One of the key questions when treating CPA is optimal length of drug regimens. New research is challenging established views of treatment length.
CPA is an uncommon and problematic pulmonary disease, complicating many other respiratory disorders, thought to affect over three million people globally. The most common form of CPA is chronic cavitary pulmonary aspergillosis (CCPA).
In 2016, Clinical guidelines from European Society for Clinical Microbiology and Infectious Diseases (ESCMID) and European Respiratory Society (ERS) recommend a minimum of 6 months of oral azole therapy to provide best chances of recovery.
Yunjoo Im and colleagues have challenged this recommendation, suggesting that increasing treatment duration leads to better outcomes for patients. Those who were treated with antifungals for over 12 months showed a markedly lower risk of relapse (25%, versus 51% in those treated for 6-12 months).
aspergillosis, which followed tuberculosis, with mild chronic obstructive pulmonary disease.
The realisation that patients with CPA may benefit from long-term antifungal therapy and conversely have a high 5-year mortality (75–80%), without any intervention, has driven the need for earlier and more precise diagnosis, as well as a review of treatment duration.
Previous drug efficacy analysis has relied on a composite “score” including clinical, radiological and mycological responses, which vary from one study to another, so the ESCMID/ERS guidelines set out to quantify and standardise treatment pathways.
In CCPA, response to antifungal therapy is generally slow. However, most patients who respond have done so by 6 months. Patients who deteriorate in this period should be deemed as failures and an alternative regimen used. Those with minimal response should have this initial trial period extended to 9 months to ensure treatment efficacy. Continuing therapy, which may be an indefinite, long-term suppressive treatment, is usually required and translates into better outcomes for those who are slow to respond.

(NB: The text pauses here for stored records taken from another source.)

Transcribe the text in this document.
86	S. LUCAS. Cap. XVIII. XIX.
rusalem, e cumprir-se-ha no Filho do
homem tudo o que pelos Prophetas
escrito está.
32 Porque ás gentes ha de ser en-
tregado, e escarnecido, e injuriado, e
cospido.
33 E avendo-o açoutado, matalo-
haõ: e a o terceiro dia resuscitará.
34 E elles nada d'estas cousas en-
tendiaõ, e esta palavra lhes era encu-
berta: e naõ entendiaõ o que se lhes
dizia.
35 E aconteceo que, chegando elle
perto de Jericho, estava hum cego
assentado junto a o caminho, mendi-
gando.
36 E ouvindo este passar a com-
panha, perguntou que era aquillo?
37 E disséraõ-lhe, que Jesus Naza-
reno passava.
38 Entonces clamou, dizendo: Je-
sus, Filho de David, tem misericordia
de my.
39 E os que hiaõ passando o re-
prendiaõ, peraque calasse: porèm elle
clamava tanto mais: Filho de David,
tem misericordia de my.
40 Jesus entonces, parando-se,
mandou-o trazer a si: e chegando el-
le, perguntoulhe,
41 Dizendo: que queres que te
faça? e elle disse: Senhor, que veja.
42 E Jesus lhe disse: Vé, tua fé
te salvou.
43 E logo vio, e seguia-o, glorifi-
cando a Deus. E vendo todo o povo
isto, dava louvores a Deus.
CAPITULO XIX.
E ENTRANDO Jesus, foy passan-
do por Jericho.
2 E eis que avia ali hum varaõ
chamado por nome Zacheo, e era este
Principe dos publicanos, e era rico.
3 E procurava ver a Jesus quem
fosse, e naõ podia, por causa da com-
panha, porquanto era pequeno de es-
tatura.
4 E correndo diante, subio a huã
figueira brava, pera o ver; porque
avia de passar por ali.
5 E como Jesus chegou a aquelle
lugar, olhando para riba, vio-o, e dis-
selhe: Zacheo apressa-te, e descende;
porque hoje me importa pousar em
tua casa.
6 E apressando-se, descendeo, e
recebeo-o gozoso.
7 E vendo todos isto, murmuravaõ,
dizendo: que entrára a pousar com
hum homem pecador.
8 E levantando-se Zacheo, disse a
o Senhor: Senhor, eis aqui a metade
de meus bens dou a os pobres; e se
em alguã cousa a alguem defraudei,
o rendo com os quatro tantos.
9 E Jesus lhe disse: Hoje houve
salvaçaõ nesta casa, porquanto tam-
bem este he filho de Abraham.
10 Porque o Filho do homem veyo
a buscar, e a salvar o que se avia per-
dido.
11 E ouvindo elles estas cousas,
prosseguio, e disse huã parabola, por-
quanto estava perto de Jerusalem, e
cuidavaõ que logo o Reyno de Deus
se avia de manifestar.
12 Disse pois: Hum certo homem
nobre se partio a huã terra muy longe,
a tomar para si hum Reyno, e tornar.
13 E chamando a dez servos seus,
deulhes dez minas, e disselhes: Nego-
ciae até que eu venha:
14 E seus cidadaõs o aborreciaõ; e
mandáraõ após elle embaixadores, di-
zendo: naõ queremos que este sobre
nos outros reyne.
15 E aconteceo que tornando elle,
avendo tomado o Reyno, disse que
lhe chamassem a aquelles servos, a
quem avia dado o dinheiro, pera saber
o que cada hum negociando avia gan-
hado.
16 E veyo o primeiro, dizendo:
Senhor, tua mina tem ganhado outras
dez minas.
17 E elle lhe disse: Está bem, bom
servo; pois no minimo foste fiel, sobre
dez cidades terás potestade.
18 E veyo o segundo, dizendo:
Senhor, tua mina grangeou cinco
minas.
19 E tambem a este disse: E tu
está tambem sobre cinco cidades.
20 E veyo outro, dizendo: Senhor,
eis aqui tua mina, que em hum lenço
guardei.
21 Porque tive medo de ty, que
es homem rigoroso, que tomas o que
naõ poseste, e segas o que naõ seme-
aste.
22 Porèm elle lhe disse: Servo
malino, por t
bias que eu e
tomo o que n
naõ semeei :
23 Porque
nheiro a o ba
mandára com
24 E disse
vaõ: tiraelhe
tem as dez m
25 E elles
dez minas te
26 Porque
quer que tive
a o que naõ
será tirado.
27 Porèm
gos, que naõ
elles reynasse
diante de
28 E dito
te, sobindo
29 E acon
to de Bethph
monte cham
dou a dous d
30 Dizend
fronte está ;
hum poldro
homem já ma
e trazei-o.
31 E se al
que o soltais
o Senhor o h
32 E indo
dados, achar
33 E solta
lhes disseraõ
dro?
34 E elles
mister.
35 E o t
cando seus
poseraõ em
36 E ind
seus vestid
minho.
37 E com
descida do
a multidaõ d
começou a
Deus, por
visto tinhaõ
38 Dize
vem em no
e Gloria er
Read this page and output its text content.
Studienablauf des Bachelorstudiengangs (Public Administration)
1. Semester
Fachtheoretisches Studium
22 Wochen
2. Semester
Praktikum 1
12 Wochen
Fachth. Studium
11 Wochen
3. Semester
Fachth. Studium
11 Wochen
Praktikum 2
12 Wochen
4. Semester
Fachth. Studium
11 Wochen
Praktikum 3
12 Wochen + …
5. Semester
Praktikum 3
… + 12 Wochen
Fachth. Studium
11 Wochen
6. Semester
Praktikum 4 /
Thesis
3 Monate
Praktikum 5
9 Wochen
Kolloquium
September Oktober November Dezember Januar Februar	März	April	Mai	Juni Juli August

Recent research from the National Aspergillosis Centre, Manchester, found a higher risk of relapse in CPA when bilateral disease is found and early cessation of drug therapy.
A follow-up letter to Yunjoo Im indicated that although the research was sound, there were aspects of the work that needed further investigation to define the parameters of treatment failure and the definition of favourable responses and adherence.
As seen in these examples of research there is still much work to be done on a global treatment pathway for CPA. The diagnosis of CPA treatment failure and recurrence remains problematic, and a unified definition is urgently needed to stimulate research and optimise patient care.